Friday, June 22, 2012
By Mike Flaherty
BOSTON – The theme of this year's Wisconsin display at the world's largest biosciences convention is "Wisconsin is Changing the World." A major report issued this week at BIO International here suggests the reality might be the other way around.
The world may be changing the way Wisconsin's biotechnology industry performs and competes in the future.
A "scorecard" of the world's top 50 nations in bioscience by "Scientific American World View" shows the United States is still the world leader in bioscience research, development, new business start-ups and biotechnology products and sales. But that lead, it concluded, is rapidly diminishing as a number of countries around the world are investing heavily in biosciences to grow their economies.
"The world of bioscience is flat – and it's getting a lot flatter," said Jeremy Abbate, the publishing director of Scientific American Worldview.
And it's not just the traditional competing nations such as Sweden and the Netherlands that are showing increasing strength, he said. China announced its new five-year plan that will invest $600 billion in seven industry sectors, including bioscience research and commercialization.
And that's just one country.
"Biotechnology is one of the strategic sectors that many nations have targeted as part of their economic growth plans," said Joe Damond, senior vice president of international affairs for BIO International. "Larger, more mature countries are looking at biotech for new sources of growth, including India, Brazil and Russia."
The BIO convention itself is evidence of the change, he added, noting the conference started as a small gathering of domestic companies. Today, a third of the 15,000 participants at BIO are from 65 countries. And they're all competing heavily to develop new products, capture market share and attract talent.
Brazil is building 50 research institutions – and that country is already the world's leader in biofuels research and development, for example. China held two full days of sessions explaining to investors and potential partners its plans for biotech in the next five years.
A poll of business executives at BIO this year showed that more than half had been approached during the conference by other countries asking them about moving their operations abroad.
For perspective, the United States' huge bioscience industry still invests about $100 billion a year in biotechnology research and business development, Damond said. And the United States has an enormous, well-funded infrastructure of education, intellectual property protections, investor channels and government assistance in helping move new ideas into commercial markets.
"But it is clear that the rest of the world is aggressively investing in this sector as well," Abbate said.
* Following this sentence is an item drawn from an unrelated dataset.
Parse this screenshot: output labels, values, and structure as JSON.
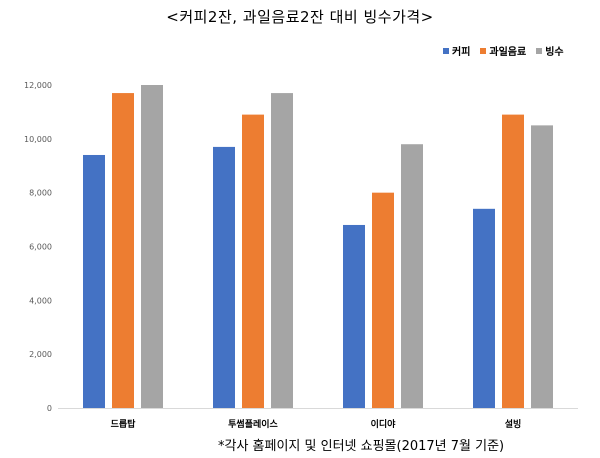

At the same time, it is also clear that the world of venture capital financing is changing in the United States and in Europe.
So while many large countries are targeting biotechnology for investment, the United States biotech industry is struggling for its place among venture capitalists' investment priorities, he noted.
The growth of international competition doesn't necessarily mean that Wisconsin's biotechnology industry is threatened, said Bryan Renk, executive director of BioForward.
"It means we're going to have to continue to work harder to compete," he said. "But for every emerging nation that enters this industry, that's also a market for our products as well."
"As states and regions learn to cooperate, that can help counter foreign competition," said Tom Still, president of the Wisconsin Technology Council. "Also, bear in mind that these consortia can lead to sales and distribution partnerships, as well."
One disturbing trend. Abbate noted, is the behavior change among foreign nationals studying biosciences in the United States. Where they used to study here – and stay to help build the U.S. biotechnology industry, they're now returning home to help build new businesses there. And they're taking their ideas and business contacts with them, he said.
"There will always be an exodus of a certain number of foreign-born scientists, probably even most," Still said. But that's a policy area that should be addressed.
"We need smarter immigration policies to help more of them stay. Every Ph.D awarded here to a qualified immigrant should come with a green card tucked inside. Even those scientists who return home are not lost to us. Many will retain their American ties and relationships."